Because AndEBench is provided as an executable program instead of source code, there’s no opportunity to fine-tune your compiler switches. Normally, benchmarks get tweaked to within an inch of their lives as people fiddle with compiler optimizations hoping to eke out the best possible score. That doesn’t work with AndEench-Pro, so EEMBC did the tweaking for you. Each CPU test is run twice, once with the standard Google Native Development Kit (NDK) compiler and again with a CPU-specific compiler that’s been pre-tweaked to yield the best performance. Normally, duplicating the same executable code twice in the same program would be a waste of space, if not an outright bug, but in the case of AndEBench-Pro, it gives you a good idea of how your hardware actually performs. Since the idea is to benchmark the platform, not the program, doubling up on optimized and non-optimized code makes sense.
The most complex test of the suite is the “platform test,” which is intended to mimic a fairly typical consumer-item use case. It starts by decrypting and decompressing an input file and calculating its hash, as though you had received it via download and wanted to verify its integrity. The decrypted, decompressed file contains a bunch of contact names, images, and an XML file with a to-do list for each. The benchmark then searches the contact list, transforms the images in various ways, packs the whole thing back up into an encrypted, compressed .ZIP file, and then stores the result. You see? Typical Android workload.
Bizarrely, the GPU test doesn’t display any images. Which is a shame, because the test video is a zombies-versus-aliens Jazzercise routine in a rainy dark alleyway. The rendering is done off-screen because different Android platforms have different screen sizes, and it wouldn’t be fair to penalize systems with larger screens (which have more pixels and require more rendering time). Instead, all the work is done assuming an internal 1080p resolution, making times comparable. Happily, the fully rendered video is then scaled and displayed so you can watch the zombies shake a leg.
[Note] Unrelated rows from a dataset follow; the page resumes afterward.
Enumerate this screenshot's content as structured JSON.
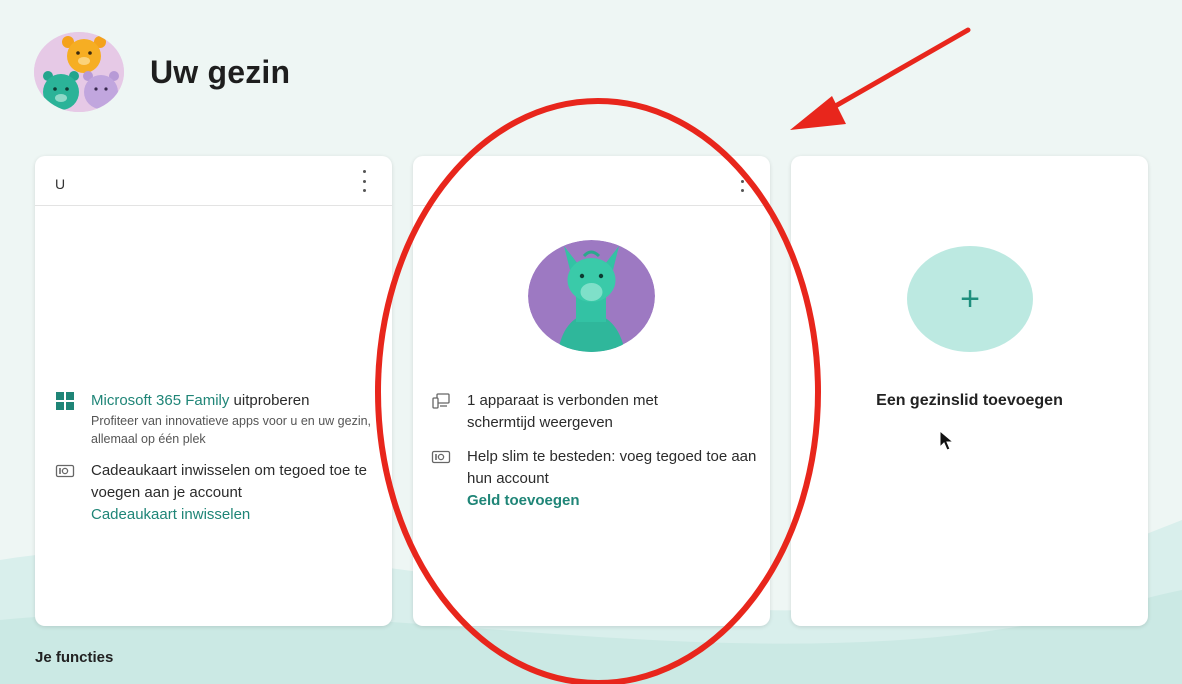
{
  "header": {
    "title": "Uw gezin",
    "avatar_icon": "bears-family-icon"
  },
  "cards": {
    "self": {
      "name": "U",
      "menu_icon": "more-vertical-icon",
      "ms365": {
        "icon": "microsoft-logo-icon",
        "link": "Microsoft 365 Family",
        "text": " uitproberen",
        "sub": "Profiteer van innovatieve apps voor u en uw gezin, allemaal op één plek"
      },
      "giftcard": {
        "icon": "gift-card-icon",
        "text": "Cadeaukaart inwisselen om tegoed toe te voegen aan je account",
        "link": "Cadeaukaart inwisselen"
      }
    },
    "member": {
      "menu_icon": "more-vertical-icon",
      "avatar_icon": "llama-avatar-icon",
      "device": {
        "icon": "devices-icon",
        "text": "1 apparaat is verbonden met schermtijd weergeven"
      },
      "money": {
        "icon": "gift-card-icon",
        "text": "Help slim te besteden: voeg tegoed toe aan hun account",
        "link": "Geld toevoegen"
      }
    },
    "add": {
      "plus": "+",
      "label": "Een gezinslid toevoegen"
    }
  },
  "footer": {
    "title": "Je functies"
  },
  "colors": {
    "accent": "#1f8577",
    "annotation": "#e8261c",
    "add_circle": "#bce9e1",
    "background": "#eef6f4"
  }
}
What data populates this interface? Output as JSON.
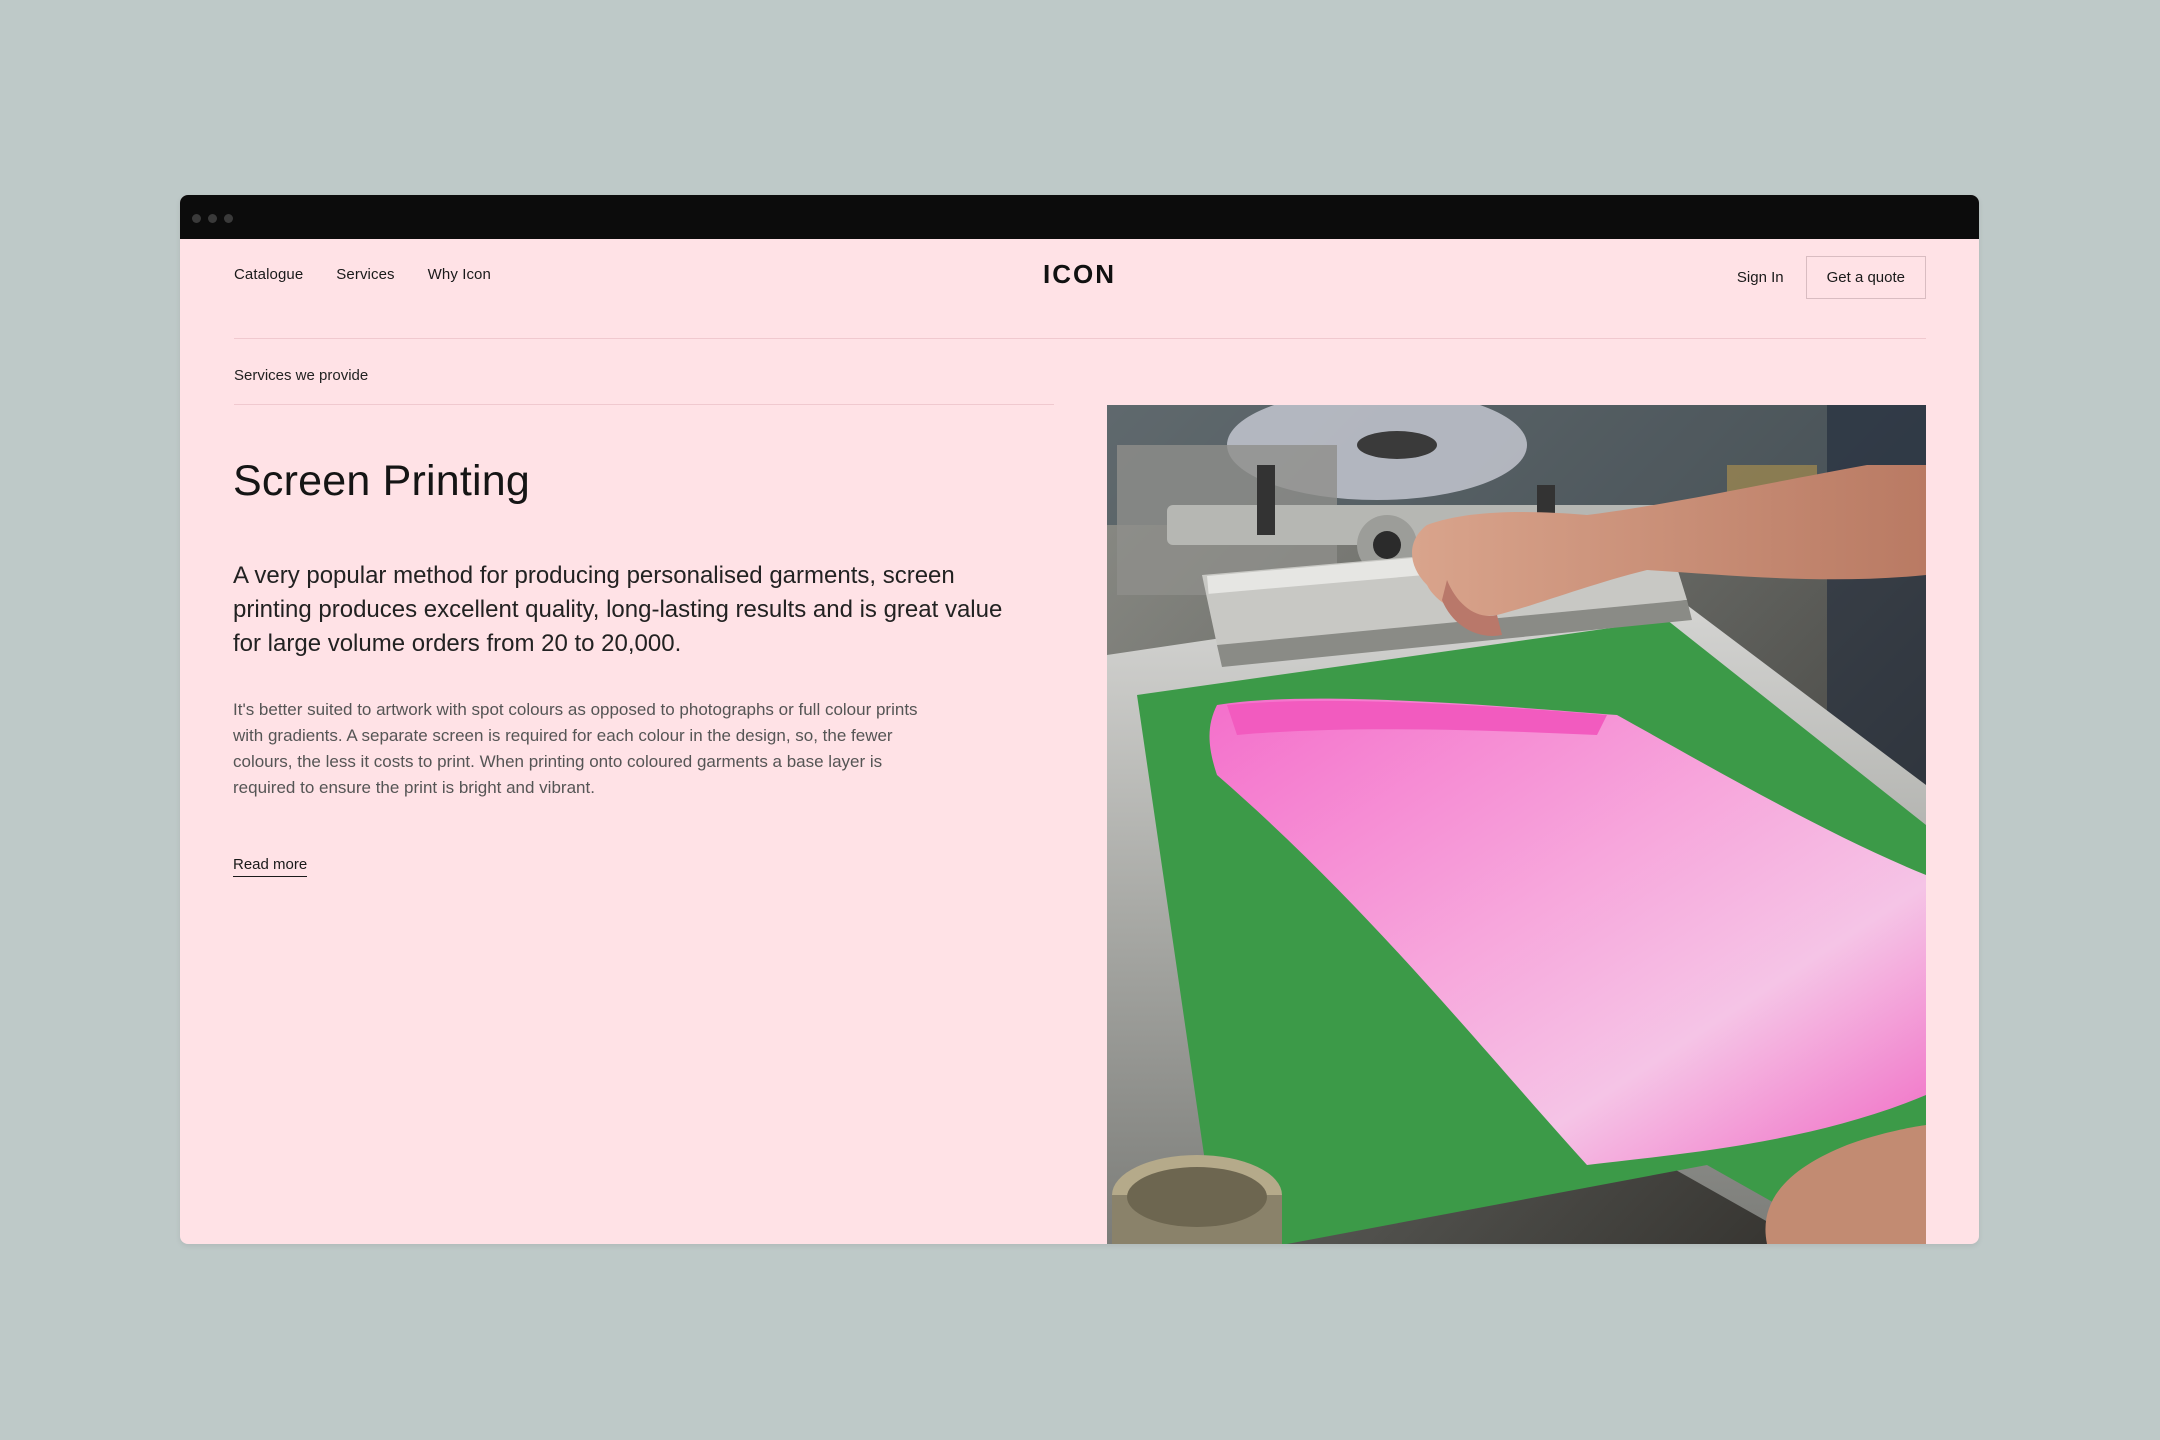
{
  "nav": {
    "links": [
      "Catalogue",
      "Services",
      "Why Icon"
    ],
    "logo": "ICON",
    "sign_in": "Sign In",
    "quote": "Get a quote"
  },
  "section": {
    "label": "Services we provide",
    "title": "Screen Printing",
    "lead": "A very popular method for producing personalised garments, screen printing produces excellent quality, long-lasting results and is great value for large volume orders from 20 to 20,000.",
    "body": "It's better suited to artwork with spot colours as opposed to photographs or full colour prints with gradients. A separate screen is required for each colour in the design, so, the fewer colours, the less it costs to print. When printing onto coloured garments a base layer is required to ensure the print is bright and vibrant.",
    "read_more": "Read more"
  },
  "colors": {
    "background": "#bec9c8",
    "page": "#ffe2e6",
    "titlebar": "#0c0c0c",
    "ink_pink": "#f06ac4",
    "screen_green": "#3c9a48"
  },
  "icons": {
    "window_dots": "window-control-dots"
  }
}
The memory bandwidth and latency tests measure, um, memory bandwidth and latency. It’s a little more interesting than that, however, since AndEBench measures bandwidth first with one CPU core, then with multiple cores, to see how multithreaded software affects your memory. The latency test works by randomly seeding a big (64 MB) linked list, then traversing the list all the way from start to finish.
So AndEBench-Pro replaces the original AndEBench, right? Nope. The newer version incorporates most of the original’s testing kernels, plus lots and lots more. But the original AndEBench is still available, and still useful. Scores are not comparable between the two, and since more than 5000 users have published their AndEBench scores, it would be a shame to discard all that accumulated data. Over time, we may amass as much information about AndEBench-Pro. If the zombies don’t get us first.
One thought on “Off to the Android Races”
Hi. One quick comment pertaining to your sentence “Since the idea is to benchmark the platform, not the program, doubling up on optimized and non-optimized code makes sense.”
EEMBC uses the terms peak and base, respectively, to refer to the CPU portion of the tests. Base doesn’t mean non-optimized – in fact, the compiler settings were quite carefully chosen to build the APK binary. ‘Base’ more accurately refers to the use of the Google NDK toolchain, which will be most typically used by application developers. On the other hand, ‘Peak’ allows the use of any commercially available compiler. For example, for the Intel code build, we used Intel C++ Android compiler (ICC), which yielded about an 8-10% increase.